My name is Loïc Quertenmont and I have a doctorate in high energy physics. I started my career as a research physicist analyzing the 50Pb of data produced yearly by the CERN LHC in view of finding evidence of new physics. Among other things I had the privilege to be involved in the discovery of a new particle: the Higgs Boson. I am now exploiting my 15 years of expertise in data analysis and software development to help companies maximize the insights of their data. So far, I was involved in projects related to customer analytics, geo-spatial, food, retail and utility sectors.

What is your role at Datavillage ?

My role, as principal data scientist at Datavillage, is to develop processes and algorithms that combine the vision of datavillage for data privacy and control with the business needs of the clients and prospects. Adding data privacy and control into the equation often requires rethinking how typical machine learning algorithms are built to avoid accessing or leaking user data. Another important part of the role consists in the enrichment of the user's personal data with external (open) data sources which help to get the full picture. This is extremely exciting because datavillage is really a pioneer on all these aspects !

Give us your predictions, what do you think technology will be in the next 10 years and what are the challenges of today ?

I believe that the decentralization of data will carry on and will soon be joined by the decentralization of computing power. Today, the majority of the computing resources are already in the cloud but are still owned by only a small group of actors (GAFA and more). I expect that more specialized actors come into play and that interaction between all these actors will be unavoidable. The major difficulties I see with this evolution is about data sharing, standardisation, persistence, privacy, permissions, etc. We need to think today how to technically gear up all these actors together and more importantly how to let the user decide for himself how his data could be used and enriched, for what purpose and by whom.
From the data science point of view, one of the main difficult with this paradigm shift is that no actor will ever have access to the full data picture of a user, so we need to figure out the best strategy to “enrich” the user data with external sources in order to recover and even extend AI capabilities of today’s algorithm while preserving data privacy.

Why have you chosen to work with Datavillage ?

Datavillage is trying to answer these complex questions. They are not the only ones, but they have a pragmatic approach that improves user data privacy and most importantly as of today they are already creating value to both their users and their customers (service providers) thanks to this shift of paradigm. I like this strategy and I’m glad to be part of the adventure.

According to you, what is the number one challenge of digitized organizations today ?

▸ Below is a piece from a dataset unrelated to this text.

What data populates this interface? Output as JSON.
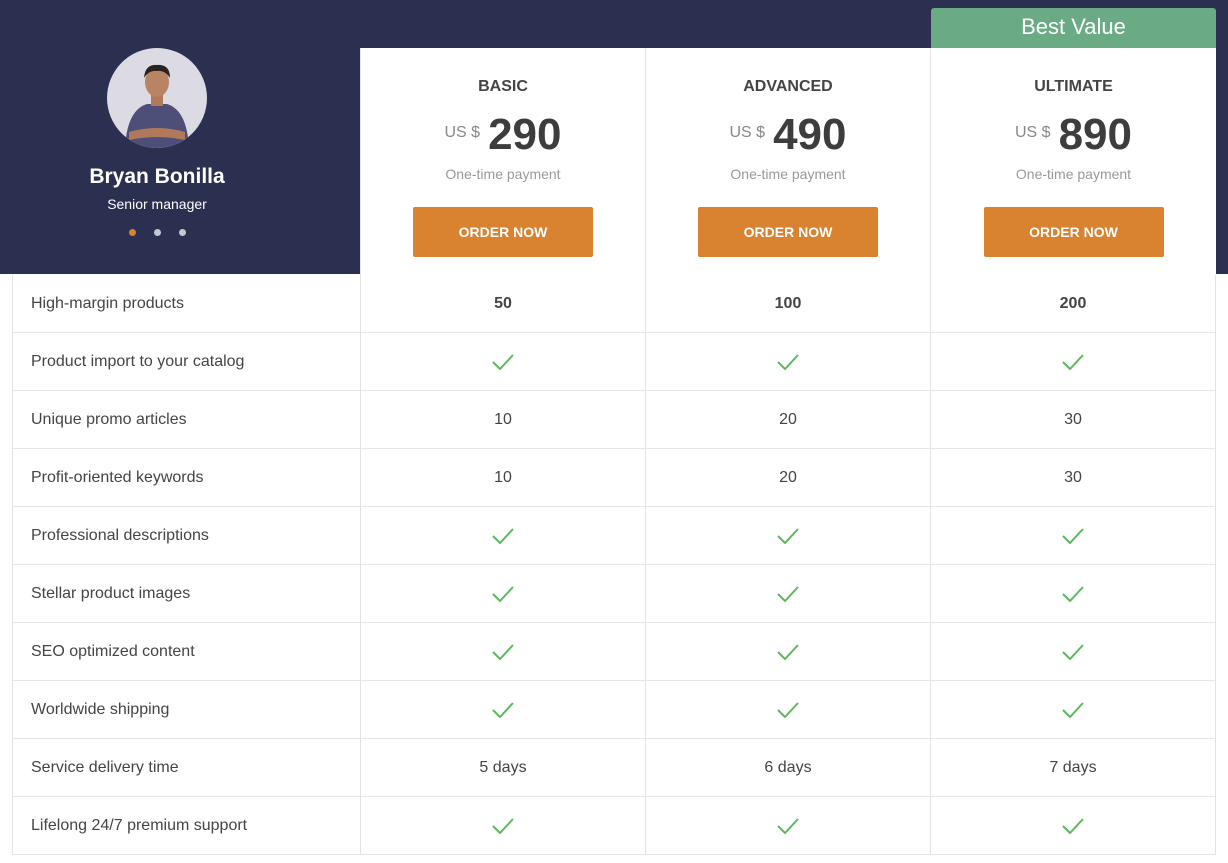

The main concern today is that they are two kinds of “digital” companies. The GAFA’s and other major digital actors are massively centralizing user data and do all their best to keep them and restrict access to those data to other actors. Their main business is the data itself and they are offering other services mostly to accumulate more and more data. The other companies are experts in their domain and most of the time have very little knowledge and experience about data utilization. They realize that data and more generally digitization are necessary to provide better services to their customers but they don’t really know how and where to start the journey. It is even more difficult as the major data companies (and sometimes regulation) make their road even more complex.
The situation is a bit similar to what happened a decade ago between closed source software (mostly owned by a few leading companies) and the open source software community. Nowadays, an open source equivalent of almost all tools is available and many people are relying on it. Even the major software companies release most of their tools freely. The open data is on its way but still has a lot of open questions regarding “personal” data. I believe the “open algorithm” or “open processing” will come soon and help small actors of the digital world to compete with today’s majors.